Elie’s writing style is brisk and factual. He describes the scene with all the necessary detail and completes images with striking adjectives. Such phrases, “His body was completely twisted, shriveled up into himself. His eyes were glazed over, his lips parched, decayed.” As seen on page 88 paint a horrific scene for the audience.
There are many themes to this account, a main one being survival. His life in the camps is often described as living for the next piece of bread, or next bowl of soup; everything else was just filler. The prisoners often had to run great distances in the cold dead of night; which is described with the urgency to just reach the destination alive. He shares that in one case he considered leaving his father to die so he could live without the burden of looking over him; a thought he has always regretted.

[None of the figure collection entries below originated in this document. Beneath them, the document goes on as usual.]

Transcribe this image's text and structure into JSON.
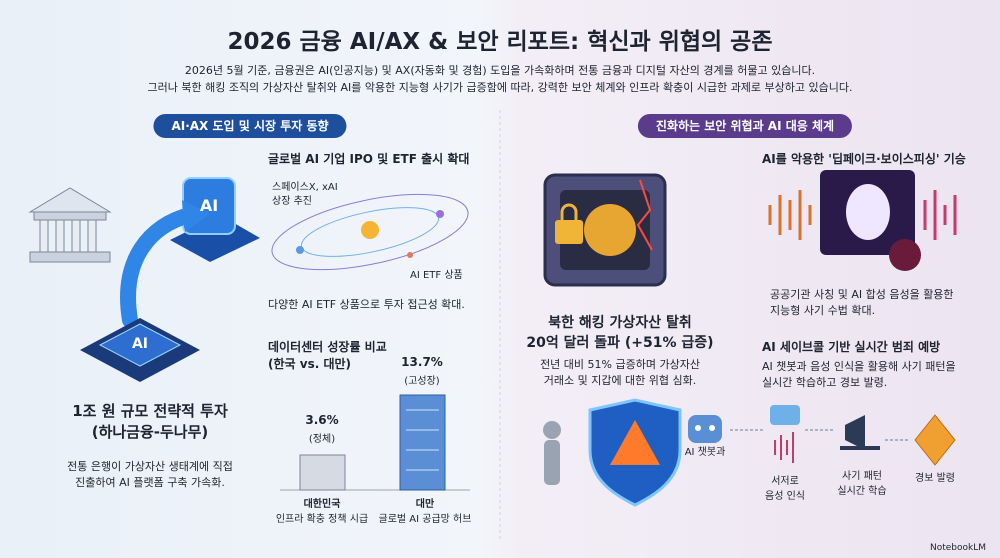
{
  "header": {
    "title": "2026 금융 AI/AX & 보안 리포트: 혁신과 위협의 공존",
    "subtitle": [
      "2026년 5월 기준, 금융권은 AI(인공지능) 및 AX(자동화 및 경험) 도입을 가속화하며 전통 금융과 디지털 자산의 경계를 허물고 있습니다.",
      "그러나 북한 해킹 조직의 가상자산 탈취와 AI를 악용한 지능형 사기가 급증함에 따라, 강력한 보안 체계와 인프라 확충이 시급한 과제로 부상하고 있습니다."
    ]
  },
  "left": {
    "heading": "AI·AX 도입 및 시장 투자 동향",
    "investment": {
      "icon_tile": "AI",
      "icon_chip": "AI",
      "title": [
        "1조 원 규모 전략적 투자",
        "(하나금융-두나무)"
      ],
      "text": [
        "전통 은행이 가상자산 생태계에 직접",
        "진출하여 AI 플랫폼 구축 가속화."
      ]
    },
    "ipo": {
      "title": "글로벌 AI 기업 IPO 및 ETF 출시 확대",
      "label_top": [
        "스페이스X, xAI",
        "상장 추진"
      ],
      "label_bottom": "AI ETF 상품",
      "text": "다양한 AI ETF 상품으로 투자 접근성 확대."
    },
    "datacenter": {
      "title": [
        "데이터센터 성장률 비교",
        "(한국 vs. 대만)"
      ],
      "korea": {
        "rate": "3.6%",
        "note": "(정체)",
        "name": "대한민국",
        "desc": "인프라 확충 정책 시급"
      },
      "taiwan": {
        "rate": "13.7%",
        "note": "(고성장)",
        "name": "대만",
        "desc": "글로벌 AI 공급망 허브"
      }
    }
  },
  "right": {
    "heading": "진화하는 보안 위협과 AI 대응 체계",
    "hacking": {
      "title": [
        "북한 해킹 가상자산 탈취",
        "20억 달러 돌파 (+51% 급증)"
      ],
      "text": [
        "전년 대비 51% 급증하며 가상자산",
        "거래소 및 지갑에 대한 위협 심화."
      ]
    },
    "deepfake": {
      "title": "AI를 악용한 '딥페이크·보이스피싱' 기승",
      "text": [
        "공공기관 사칭 및 AI 합성 음성을 활용한",
        "지능형 사기 수법 확대."
      ]
    },
    "savecall": {
      "title": "AI 세이브콜 기반 실시간 범죄 예방",
      "text": [
        "AI 챗봇과 음성 인식을 활용해 사기 패턴을",
        "실시간 학습하고 경보 발령."
      ]
    },
    "flow": [
      [
        "AI 챗봇과"
      ],
      [
        "서저로",
        "음성 인식"
      ],
      [
        "사기 패턴",
        "실시간 학습"
      ],
      [
        "경보 발령"
      ]
    ]
  },
  "footer": "NotebookLM"
}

Another theme represented is, loss of innocence. In the beginning of his stay at the camps he refused to eat the watery soup and stale bread, commenting that he was still a spoiled child. He also tries to make friends in the beginning and cares for his father more than anything. Before becoming a prisoner he was a steadfast worshiper of God and lived his life trying to please his Lord. But as his time in the camps goes on, he eats whatever he can. He rarely made connections with people, only doing so when necessary. He began to loath his father and his responsibility to him. Most devastating was his falling from faith. He slowly began to question his God and eventually cursed him for letting innocent people die and not doing anything.
Not only is this memoir a record of his experience, Elie has gone and done research on his own concerning the camps he was kept in. For instance; he was given the chance to stay in one camp with the sick people and possibly die or run with the healthy to a new camp. He chose to run. Later he found out that the camp he left was, “quite simply liberated by the Russians two days after the evacuation.”
This account of the Holocaust is different from other related books, in its simple and tragic sentences, but it is just as haunting.